In the Rabbinic imagination – the midrash – Esau, of course really IS evil. It all really IS a trick. What's more, Esau morphs into the eternal powerful Other – associated first with Rome and later the Catholic Church – cruel, powerful, eternal enemies of the children of Jacob. Thus Jacob was right to worry and scheme and to avoid Esau's faux offer of partnership.

But there is one Midrash that bucks this interpretation.

Genesis 32:23 tells us "[Jacob] rose up that night, and took his two wives, and his two handmaids, and his eleven children, and passed over the ford of the Jabbok." – Eleven children? the rabbis ask. But at this point Jacob had twelve children: eleven sons and his daughter, Dina (Benjamin had not yet been born.)

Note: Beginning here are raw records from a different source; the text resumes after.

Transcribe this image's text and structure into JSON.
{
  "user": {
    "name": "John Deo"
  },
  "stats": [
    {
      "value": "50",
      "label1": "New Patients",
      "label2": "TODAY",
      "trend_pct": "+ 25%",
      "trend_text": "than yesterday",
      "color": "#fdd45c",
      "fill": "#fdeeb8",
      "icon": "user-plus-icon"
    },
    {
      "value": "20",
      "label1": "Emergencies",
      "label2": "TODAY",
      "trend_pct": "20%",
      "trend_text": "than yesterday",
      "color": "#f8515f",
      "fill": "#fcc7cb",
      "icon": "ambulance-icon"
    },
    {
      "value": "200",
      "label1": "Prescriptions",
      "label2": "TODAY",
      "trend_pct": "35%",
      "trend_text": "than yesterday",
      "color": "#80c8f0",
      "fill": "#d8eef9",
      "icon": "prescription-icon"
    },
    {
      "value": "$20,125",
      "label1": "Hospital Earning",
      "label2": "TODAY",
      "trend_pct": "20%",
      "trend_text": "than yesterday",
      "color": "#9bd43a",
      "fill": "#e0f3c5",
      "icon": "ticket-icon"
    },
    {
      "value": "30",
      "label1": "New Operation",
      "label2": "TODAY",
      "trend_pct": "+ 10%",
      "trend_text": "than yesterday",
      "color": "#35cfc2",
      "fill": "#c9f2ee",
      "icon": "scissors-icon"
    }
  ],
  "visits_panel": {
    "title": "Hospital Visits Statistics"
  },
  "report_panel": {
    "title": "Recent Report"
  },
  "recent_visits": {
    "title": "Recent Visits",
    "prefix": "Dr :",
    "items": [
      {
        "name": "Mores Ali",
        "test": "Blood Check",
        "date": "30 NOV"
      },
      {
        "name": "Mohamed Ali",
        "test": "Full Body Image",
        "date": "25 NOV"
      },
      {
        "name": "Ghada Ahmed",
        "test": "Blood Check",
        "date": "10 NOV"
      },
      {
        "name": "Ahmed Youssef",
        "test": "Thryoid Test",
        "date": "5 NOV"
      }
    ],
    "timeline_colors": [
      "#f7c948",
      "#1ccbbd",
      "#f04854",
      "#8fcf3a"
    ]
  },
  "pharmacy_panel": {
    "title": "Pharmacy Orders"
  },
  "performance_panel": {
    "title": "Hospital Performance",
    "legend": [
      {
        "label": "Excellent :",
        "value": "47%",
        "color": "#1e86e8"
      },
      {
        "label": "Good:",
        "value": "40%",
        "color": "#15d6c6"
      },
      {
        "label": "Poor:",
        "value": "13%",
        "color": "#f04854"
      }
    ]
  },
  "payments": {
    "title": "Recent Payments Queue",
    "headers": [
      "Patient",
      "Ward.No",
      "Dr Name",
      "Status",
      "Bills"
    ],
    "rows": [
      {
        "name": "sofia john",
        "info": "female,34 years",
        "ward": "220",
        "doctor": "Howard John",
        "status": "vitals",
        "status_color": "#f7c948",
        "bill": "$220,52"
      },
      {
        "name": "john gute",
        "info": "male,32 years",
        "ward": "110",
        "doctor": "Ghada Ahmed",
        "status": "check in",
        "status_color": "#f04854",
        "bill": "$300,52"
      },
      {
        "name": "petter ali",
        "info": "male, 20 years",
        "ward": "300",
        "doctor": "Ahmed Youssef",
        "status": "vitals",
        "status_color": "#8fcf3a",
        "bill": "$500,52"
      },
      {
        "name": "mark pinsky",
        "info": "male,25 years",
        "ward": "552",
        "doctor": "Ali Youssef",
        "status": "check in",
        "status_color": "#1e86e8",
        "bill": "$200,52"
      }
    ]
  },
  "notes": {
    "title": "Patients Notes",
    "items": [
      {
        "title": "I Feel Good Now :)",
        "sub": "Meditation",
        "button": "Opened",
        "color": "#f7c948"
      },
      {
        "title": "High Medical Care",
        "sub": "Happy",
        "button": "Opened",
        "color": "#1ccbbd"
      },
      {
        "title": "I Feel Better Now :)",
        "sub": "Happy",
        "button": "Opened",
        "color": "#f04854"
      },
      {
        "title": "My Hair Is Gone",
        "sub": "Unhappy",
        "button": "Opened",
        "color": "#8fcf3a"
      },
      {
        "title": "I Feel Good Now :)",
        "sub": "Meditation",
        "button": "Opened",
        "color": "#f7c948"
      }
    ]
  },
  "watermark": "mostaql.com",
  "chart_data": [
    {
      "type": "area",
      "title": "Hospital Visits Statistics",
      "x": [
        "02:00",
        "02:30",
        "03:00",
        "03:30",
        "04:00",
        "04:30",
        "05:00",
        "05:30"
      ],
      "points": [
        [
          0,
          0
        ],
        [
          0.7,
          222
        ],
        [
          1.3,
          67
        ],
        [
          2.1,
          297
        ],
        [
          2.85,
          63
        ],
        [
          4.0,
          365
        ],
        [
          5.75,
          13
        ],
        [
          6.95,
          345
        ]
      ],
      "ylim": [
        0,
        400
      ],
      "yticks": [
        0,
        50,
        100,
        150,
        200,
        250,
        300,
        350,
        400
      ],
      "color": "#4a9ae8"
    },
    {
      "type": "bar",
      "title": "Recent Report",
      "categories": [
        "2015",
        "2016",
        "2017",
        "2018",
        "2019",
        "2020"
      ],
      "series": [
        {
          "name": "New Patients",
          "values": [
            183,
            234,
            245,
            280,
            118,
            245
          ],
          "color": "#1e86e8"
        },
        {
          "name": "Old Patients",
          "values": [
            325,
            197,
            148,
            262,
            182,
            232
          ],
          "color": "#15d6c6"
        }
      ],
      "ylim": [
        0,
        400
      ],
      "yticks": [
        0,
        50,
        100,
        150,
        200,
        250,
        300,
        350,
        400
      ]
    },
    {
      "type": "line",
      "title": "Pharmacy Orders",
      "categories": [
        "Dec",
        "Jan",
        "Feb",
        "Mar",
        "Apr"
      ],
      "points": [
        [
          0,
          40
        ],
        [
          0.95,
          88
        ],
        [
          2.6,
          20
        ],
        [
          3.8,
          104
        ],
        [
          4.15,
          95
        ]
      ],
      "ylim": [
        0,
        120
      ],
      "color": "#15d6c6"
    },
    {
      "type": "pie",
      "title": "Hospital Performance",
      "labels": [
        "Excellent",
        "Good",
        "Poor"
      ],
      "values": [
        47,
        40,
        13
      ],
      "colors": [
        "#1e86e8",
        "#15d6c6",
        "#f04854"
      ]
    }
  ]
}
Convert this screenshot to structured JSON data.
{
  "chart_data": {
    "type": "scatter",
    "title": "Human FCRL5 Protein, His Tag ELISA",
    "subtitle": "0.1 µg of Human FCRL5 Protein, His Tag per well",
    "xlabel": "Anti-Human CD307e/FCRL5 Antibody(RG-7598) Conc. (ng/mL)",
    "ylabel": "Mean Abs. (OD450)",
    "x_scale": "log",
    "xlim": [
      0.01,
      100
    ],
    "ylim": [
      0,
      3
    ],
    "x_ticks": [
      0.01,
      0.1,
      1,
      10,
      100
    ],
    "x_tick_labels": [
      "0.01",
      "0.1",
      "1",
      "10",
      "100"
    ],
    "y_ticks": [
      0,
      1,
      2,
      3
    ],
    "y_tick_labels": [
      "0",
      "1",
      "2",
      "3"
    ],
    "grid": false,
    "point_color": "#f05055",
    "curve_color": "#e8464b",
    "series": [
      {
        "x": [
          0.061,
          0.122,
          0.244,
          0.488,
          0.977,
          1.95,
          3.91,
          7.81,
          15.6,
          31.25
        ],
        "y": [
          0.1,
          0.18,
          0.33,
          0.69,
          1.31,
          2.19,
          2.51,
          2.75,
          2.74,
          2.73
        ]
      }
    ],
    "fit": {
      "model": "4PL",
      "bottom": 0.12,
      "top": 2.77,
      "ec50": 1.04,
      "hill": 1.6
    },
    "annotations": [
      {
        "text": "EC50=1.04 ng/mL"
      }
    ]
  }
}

Rather, according to this midrash, Jacob had hidden Dina in a large box, lest Esau be struck by her beauty and wish to take up with her (this was before uncle/niece relations were considered incest.) Thus, though Jacob had offered Esau many gifts, he denied to his brother what he truly valued.

Had Jacob allowed Esau to meet Dina, says the midrash, they would have indeed married, and her good ways would have softened and redeemed the evil Esau. Thus all the evils that befell Israel at the hands of the Roman's would have been avoided. But Jacob was consumed by his own fear, and by his possessiveness for Dina. And this fear and possessiveness has been the cause of so much Jewish suffering over the years.

And on a the personal level too, it was a tragedy for Dina, Jacob, and all their family. The next story in the Bible, is that of the rape of Dina at the hands of Chamor of Schem, and the ensuing slaughter of Schemites by Jacob's sons, an act that make the clan of Jacob unwelcome with the surrounding peoples. The midrash explicitly attributes all this as the punishment for Jacob's hiding of Dina from Esau.

I like this midrash very much. How much courage and faith it must have taken in the midst of the Roman oppression for one brave rabbi to say, perhaps our fear and cynicism are not always justified, perhaps sometimes one needs to test the "evil reality" to see if it might change, perhaps sometimes, by being optimistic and generous, we might indeed change our fearful reality into something better. If only we can see the opportunities, overcome our fears, and act bravely and smartly. Or, we can continue acting fearfully – as did Jacob - and assure our fears become self fulfilling.